Med Oncol. 2013 Dec;30(4):696. doi: 10.1007/s12032-013-0696-3. Epub 2013 Aug 22.
The long-term outcome and prognostic factors after curative in patients with single hepatocellular carcinoma (HCC) without macrovascular invasion are still unclear. The objective of this study is to evaluate the effect of curative resection on survival and analyze the prognostic clinicopathologic factors, especially the presence of microvascular invasion (MVI), in these patients. Two hundred and sixty consecutive patients with single HCC without macrovascular invasion who underwent curative resection from December 2004 to December 2007 were retrospectively reviewed in this study. Survival rates were calculated by using the Kaplan-Meier method. Univariate and multivariate analyses of 14 clinicopathologic factors were performed to determine the significant prognostic factors. No patient died within 1 month after the operation. The 1-, 3-, and 5-year overall survival rates after curative resection were 96.54, 83.46, and 74.01%, respectively. Multivariate analysis revealed that only the presence of MVI was an independent negative prognostic factor affecting overall survival. The 1-, 3-, and 5-year disease-free survival rates were 79.62, 62.69, and 56.01%, respectively. The presence of MVI was the only independent unfavorable prognostic factor for disease-free survival. According to our analysis, patients with single HCC without macrovascular invasion after curative resection can be expected to have considerable long-term survival. The presence of MVI was an independent negative prognostic factor for both overall survival and disease-free survival. To improve the prognosis, these patients should be followed up more carefully and might be good candidates for adjuvant therapy.
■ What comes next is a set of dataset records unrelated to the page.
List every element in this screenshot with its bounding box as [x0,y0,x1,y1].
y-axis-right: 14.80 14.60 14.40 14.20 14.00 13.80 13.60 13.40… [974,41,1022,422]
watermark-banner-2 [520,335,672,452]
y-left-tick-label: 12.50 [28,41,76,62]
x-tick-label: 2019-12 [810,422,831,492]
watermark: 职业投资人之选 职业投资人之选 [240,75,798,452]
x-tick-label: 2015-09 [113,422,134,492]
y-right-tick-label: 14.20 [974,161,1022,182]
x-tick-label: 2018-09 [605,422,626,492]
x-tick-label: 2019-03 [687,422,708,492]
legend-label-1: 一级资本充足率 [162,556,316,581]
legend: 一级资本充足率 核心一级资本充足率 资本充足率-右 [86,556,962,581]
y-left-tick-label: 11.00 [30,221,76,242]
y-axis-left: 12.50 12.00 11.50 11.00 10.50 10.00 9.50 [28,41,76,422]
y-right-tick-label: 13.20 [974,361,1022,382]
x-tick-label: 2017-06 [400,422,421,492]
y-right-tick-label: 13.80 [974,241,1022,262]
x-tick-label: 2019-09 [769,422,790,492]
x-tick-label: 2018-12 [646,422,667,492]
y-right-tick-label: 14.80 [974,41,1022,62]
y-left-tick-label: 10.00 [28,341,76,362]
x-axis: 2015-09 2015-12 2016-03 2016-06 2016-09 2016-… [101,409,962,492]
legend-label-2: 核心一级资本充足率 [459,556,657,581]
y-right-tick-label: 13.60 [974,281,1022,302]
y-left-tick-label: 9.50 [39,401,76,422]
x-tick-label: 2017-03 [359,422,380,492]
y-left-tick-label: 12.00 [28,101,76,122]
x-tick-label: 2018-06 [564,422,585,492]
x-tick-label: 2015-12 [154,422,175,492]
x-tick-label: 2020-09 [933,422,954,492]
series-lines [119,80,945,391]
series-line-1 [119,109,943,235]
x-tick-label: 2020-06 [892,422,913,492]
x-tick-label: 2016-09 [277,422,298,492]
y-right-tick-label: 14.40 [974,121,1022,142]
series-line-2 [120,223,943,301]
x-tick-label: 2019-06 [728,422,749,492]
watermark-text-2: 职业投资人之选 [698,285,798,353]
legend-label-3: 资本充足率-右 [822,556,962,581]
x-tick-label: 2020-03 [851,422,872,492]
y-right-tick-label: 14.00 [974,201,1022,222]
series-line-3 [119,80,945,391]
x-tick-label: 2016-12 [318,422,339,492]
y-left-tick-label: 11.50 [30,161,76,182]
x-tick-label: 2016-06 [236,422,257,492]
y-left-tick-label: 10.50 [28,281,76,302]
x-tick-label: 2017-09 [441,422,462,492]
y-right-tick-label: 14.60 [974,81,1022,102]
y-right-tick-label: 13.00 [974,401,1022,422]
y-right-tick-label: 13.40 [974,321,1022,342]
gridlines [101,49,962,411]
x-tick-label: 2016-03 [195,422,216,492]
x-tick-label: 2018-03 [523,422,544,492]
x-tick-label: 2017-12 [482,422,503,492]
在没有大血管侵犯的单发性肝细胞癌 (HCC) 患者中,根治性切除术后的长期预后和预测因素仍不清楚。本研究的目的是评估根治性切除对生存的影响,并分析这些患者的临床病理预后因素,特别是微血管侵犯 (MVI) 的存在。本研究回顾性分析了 2004 年 12 月至 2007 年 12 月期间接受根治性切除的 260 例无大血管侵犯的单发性 HCC 患者。采用 Kaplan-Meier 法计算生存率。对 14 项临床病理因素进行单因素和多因素分析,确定显著的预后因素。术后 1 个月内无患者死亡。根治性切除术后 1、3 和 5 年总生存率分别为 96.54%、83.46%和 74.01%。多因素分析显示,只有 MVI 的存在是影响总生存的独立负预后因素。无复发生存率分别为 79.62%、62.69%和 56.01%。MVI 的存在是无复发生存的唯一独立不良预后因素。根据我们的分析,根治性切除术后无大血管侵犯的单发性 HCC 患者有望获得相当长的长期生存。MVI 的存在是总生存和无复发生存的独立负预后因素。为了改善预后,这些患者应更密切地随访,并且可能是辅助治疗的良好候选者。